On the surface, the claim seemed absurd. The judge hearing the case, however, thought otherwise and sentenced Aleynikov to 9 years in prison. He served some jail time before a second judge heard the appeal and overturned the conviction. Unfortunately, Goldman Sachs immediately filed a second charge, one so like the first that the company seems bent on harassment rather than justice.
What makes this story fodder for playwrights is the investment company’s posture of high-minded outrage. This from an investment bank that helped “the Greek government to rig its books and disguise its debts.” (“Goldman’s Geek Tragedy,” by Michael Lewis, Vanity Fair, Sept 2013, pg. 355.) This from a business that designed subprime-mortgage securities then bet against them and made a fortune. (Ibid, pg. 355.)
Adding to the farce is the complexity of the case. In all probability, the executives at Goldman Sachs don’t understand the issues. According to Aleynikov, writing code is more complicated than playing chess. Metaphorically, what he does is create code for concepts of the game. One has to wonder what judge or jury is competent to rule on the arguments.
Michael Lewis, author of numerous books on the games people play on Wall Street, raises the question of competence in his article for Vanity Fair. To answer it, he pulled together a jury of Aleynikov’s peers, code writers who didn’t know the accused but understood his work. Reviewing the evidence, they concluded that Aleynikov did nothing wrong or if there was an infraction, it was slight. A sentence of nine years had been unjustified and yes… absurd.
Their unequivocal verdict has left Lewis in a quandary.
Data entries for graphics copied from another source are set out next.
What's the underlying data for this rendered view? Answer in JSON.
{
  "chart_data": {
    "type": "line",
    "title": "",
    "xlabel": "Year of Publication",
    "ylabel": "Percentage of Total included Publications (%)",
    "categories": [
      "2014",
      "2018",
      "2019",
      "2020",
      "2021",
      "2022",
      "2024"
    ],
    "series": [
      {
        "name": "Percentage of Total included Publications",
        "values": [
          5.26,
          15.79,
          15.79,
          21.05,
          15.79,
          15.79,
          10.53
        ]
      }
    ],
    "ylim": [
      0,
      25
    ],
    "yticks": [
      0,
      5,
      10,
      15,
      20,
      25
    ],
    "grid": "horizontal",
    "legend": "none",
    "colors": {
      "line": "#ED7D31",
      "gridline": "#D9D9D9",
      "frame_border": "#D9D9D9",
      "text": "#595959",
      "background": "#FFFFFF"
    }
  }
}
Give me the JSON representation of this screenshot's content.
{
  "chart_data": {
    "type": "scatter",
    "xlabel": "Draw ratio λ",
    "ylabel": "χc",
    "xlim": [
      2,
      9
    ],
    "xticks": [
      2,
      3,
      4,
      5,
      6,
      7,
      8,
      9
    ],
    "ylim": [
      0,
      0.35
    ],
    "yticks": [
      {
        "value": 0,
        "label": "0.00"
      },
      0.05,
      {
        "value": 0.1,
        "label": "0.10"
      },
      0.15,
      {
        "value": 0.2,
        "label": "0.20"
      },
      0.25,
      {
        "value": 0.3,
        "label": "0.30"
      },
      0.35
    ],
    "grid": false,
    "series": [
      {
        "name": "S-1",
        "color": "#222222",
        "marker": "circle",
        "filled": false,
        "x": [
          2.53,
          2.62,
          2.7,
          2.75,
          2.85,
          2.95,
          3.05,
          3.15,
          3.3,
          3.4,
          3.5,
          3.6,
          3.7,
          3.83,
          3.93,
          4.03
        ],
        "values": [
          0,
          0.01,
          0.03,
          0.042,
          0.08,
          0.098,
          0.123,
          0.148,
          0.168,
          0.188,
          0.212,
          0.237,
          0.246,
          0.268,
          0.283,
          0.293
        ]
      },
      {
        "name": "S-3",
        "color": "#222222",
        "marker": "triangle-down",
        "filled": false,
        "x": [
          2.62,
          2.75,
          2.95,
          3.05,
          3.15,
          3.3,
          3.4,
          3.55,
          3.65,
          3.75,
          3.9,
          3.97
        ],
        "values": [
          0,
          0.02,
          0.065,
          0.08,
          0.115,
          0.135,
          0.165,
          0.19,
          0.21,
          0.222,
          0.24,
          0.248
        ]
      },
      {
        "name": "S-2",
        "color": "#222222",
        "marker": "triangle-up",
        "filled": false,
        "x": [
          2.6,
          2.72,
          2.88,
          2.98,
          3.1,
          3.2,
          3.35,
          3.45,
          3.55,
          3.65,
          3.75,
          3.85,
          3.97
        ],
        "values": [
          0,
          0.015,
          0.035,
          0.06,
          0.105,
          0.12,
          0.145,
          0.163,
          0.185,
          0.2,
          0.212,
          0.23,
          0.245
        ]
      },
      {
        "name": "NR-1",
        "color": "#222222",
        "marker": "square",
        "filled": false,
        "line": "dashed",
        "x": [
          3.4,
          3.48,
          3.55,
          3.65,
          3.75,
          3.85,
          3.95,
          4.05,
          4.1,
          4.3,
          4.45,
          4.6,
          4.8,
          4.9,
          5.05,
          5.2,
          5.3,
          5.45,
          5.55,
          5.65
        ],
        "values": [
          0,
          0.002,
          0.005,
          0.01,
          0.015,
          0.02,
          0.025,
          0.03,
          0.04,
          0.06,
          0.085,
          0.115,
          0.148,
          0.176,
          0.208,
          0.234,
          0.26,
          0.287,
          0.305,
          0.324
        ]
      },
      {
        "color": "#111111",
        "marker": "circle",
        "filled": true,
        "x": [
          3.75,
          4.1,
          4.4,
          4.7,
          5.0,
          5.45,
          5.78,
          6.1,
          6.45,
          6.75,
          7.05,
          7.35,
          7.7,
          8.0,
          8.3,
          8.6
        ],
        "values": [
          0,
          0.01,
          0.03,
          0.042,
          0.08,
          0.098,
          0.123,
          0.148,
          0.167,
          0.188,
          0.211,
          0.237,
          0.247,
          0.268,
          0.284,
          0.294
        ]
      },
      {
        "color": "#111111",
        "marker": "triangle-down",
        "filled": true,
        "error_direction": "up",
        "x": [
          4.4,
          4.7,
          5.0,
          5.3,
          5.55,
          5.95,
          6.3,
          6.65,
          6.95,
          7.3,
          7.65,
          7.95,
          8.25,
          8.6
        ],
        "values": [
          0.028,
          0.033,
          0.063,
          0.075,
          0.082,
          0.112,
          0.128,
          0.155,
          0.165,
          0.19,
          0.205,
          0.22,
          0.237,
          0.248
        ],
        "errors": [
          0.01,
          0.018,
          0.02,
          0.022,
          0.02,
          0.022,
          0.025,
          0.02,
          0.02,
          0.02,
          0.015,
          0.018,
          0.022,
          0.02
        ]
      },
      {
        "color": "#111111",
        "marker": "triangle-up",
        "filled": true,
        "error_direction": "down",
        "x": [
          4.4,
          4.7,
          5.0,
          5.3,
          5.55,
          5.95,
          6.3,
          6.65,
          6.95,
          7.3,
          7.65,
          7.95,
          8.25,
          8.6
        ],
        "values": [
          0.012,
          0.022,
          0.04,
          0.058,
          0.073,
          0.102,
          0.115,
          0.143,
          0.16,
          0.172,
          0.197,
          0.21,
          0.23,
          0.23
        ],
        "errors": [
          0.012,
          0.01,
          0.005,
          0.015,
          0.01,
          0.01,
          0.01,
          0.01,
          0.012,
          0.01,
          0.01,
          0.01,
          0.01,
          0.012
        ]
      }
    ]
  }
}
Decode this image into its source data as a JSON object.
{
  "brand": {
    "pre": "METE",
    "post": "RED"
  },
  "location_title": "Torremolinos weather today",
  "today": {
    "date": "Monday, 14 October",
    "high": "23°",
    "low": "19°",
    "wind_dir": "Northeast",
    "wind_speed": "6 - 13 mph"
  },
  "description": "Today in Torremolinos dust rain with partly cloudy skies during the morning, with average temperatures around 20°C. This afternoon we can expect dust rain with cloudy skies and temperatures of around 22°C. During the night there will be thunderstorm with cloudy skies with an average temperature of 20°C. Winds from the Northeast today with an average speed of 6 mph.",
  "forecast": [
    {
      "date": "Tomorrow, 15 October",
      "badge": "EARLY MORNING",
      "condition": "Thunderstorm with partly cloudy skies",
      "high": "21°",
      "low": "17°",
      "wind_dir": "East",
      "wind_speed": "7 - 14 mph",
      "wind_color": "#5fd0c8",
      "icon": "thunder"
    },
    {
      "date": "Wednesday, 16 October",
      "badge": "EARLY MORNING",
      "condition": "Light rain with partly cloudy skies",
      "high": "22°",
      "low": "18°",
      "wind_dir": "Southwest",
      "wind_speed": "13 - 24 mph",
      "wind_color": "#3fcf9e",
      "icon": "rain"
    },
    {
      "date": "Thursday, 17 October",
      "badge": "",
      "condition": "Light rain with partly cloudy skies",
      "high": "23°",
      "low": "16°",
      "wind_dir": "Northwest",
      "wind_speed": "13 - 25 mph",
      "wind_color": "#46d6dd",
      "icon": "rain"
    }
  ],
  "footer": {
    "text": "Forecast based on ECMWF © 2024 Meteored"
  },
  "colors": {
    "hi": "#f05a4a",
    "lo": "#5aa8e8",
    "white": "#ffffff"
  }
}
He looks to Greek tragedy to understand Goldman Sach’s bizarre behavior?
If he’d have asked my advice, I’d have told him to reread to the writings of Beckett, Pinter or Brecht instead looking to Greek tragedy for understanding. They’d have reminded him of the folly of his quest. Aleynikov had been Goldman Sach’s prized asset. He left the company and his employers attempted to crush him, not out any cosmic notion of justice. They did it because they could.